I understand that the administration of local anesthetic may cause an untoward reaction or side effects, which may include, but are not limited to bruising, hematoma, cardiac stimulation, muscle soreness, and temporary or rarely, permanent numbness. I understand that occasionally needles break and may require surgical retrieval. Occasionally drops of local anesthetic may contact the eyes and facial tissues and cause temporary irritation.

I understand that as part of the dental treatment, including preventive procedures such as cleanings and basic dentistry, including fillings of all types, teeth may remain sensitive or even possibly quite painful both during and after completion of treatment. Dental materials and medications may trigger allergic or sensitivity reactions.

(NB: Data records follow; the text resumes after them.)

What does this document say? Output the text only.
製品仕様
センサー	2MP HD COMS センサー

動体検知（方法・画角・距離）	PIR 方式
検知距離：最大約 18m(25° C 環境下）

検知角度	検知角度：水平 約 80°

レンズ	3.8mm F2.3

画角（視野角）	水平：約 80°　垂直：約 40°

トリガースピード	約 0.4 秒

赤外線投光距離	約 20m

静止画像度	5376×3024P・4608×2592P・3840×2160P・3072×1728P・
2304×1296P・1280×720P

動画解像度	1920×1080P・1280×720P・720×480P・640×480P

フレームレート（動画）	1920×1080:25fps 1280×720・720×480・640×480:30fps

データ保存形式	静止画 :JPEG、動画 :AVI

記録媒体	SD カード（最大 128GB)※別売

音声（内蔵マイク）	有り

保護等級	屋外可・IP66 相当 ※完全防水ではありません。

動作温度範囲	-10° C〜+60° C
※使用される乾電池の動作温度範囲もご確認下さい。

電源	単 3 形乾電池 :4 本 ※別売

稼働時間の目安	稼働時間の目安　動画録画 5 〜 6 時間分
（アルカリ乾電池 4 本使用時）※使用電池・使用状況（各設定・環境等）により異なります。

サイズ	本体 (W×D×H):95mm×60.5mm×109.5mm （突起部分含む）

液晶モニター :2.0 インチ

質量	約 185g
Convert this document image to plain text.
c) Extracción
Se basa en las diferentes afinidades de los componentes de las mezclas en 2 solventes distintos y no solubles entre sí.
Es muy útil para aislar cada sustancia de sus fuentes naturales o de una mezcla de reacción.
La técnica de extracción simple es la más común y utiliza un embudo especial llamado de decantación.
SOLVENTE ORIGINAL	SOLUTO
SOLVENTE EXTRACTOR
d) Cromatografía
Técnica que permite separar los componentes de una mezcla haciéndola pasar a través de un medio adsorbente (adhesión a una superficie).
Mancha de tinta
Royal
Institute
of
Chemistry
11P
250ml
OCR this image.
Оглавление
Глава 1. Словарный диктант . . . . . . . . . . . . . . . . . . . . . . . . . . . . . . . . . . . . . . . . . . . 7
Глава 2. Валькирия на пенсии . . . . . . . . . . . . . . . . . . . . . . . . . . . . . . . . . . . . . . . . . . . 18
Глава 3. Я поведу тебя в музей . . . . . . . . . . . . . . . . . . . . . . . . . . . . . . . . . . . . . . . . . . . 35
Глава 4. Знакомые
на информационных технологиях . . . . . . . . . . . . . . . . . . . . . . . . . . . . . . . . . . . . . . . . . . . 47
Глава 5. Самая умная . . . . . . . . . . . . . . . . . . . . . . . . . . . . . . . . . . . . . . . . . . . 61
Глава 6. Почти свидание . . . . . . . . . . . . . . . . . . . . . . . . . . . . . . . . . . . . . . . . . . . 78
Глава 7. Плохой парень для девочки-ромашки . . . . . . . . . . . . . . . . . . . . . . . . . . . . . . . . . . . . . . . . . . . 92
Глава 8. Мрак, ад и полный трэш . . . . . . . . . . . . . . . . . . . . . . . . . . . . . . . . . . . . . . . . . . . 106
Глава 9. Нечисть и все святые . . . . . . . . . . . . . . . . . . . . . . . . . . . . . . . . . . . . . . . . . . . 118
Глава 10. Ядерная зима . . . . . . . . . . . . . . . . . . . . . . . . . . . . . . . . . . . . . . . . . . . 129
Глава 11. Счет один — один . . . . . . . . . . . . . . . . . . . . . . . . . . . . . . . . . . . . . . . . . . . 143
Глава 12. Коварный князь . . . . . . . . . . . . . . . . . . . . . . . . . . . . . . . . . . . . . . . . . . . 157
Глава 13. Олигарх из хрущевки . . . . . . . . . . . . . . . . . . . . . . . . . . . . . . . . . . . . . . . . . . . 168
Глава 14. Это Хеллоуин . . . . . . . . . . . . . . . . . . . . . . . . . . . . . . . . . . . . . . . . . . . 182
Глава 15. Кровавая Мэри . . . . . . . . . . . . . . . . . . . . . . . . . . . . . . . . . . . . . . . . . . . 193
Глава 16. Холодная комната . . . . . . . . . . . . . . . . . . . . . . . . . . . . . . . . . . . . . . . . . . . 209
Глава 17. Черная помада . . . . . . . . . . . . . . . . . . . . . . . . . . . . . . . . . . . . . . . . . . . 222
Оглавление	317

After lengthy appointments, jaw muscles may also be sore or tender. Holding one’s mouth open can, in a predisposed patient, precipitate a TMJ disorder. Gums and surrounding tissues may also be sensitive or painful during and/or after treatment. Although rare, it is also possible for the tongue, cheek or other oral tissues to be inadvertently abraded or lacerated (cut) during routine dental procedures. In some cases, sutures or additional treatment may be required.

I understand that as part of dental treatment items including, but not limited to crowns, small dental instruments, drill components, etc. may be aspirated (inhaled into the respiratory system) or swallowed. This unusual situation may require a series of x-rays to be taken by a physician or hospital and may, in rare cases, require bronchoscopy or other procedures to ensure safe removal. I understand the need to disclose to the dentist any prescription drugs that are currently being taken or that have been taken in the past, such as Phen-Fen. I understand that taking the class of drugs prescribed for the prevention of osteoporosis, such as Fosamax, Boniva or Actonel, may result in complications of nonhealing of the jaw bones following oral surgery or tooth extractions.

I do voluntarily assume any and all possible risks, including the risk of substantial and serious harm, if any, which may be associated with general preventive and operative treatment procedures in hopes of obtaining the potential desired results, which may or may not be achieved, for my benefit or the benefit of my minor child or ward. I acknowledge that the nature and purpose of the foregoing procedures have been explained to me if necessary and I have been given the opportunity to ask questions.

Consent will be made verified before any procedure. Consent can be withdrawn at any time.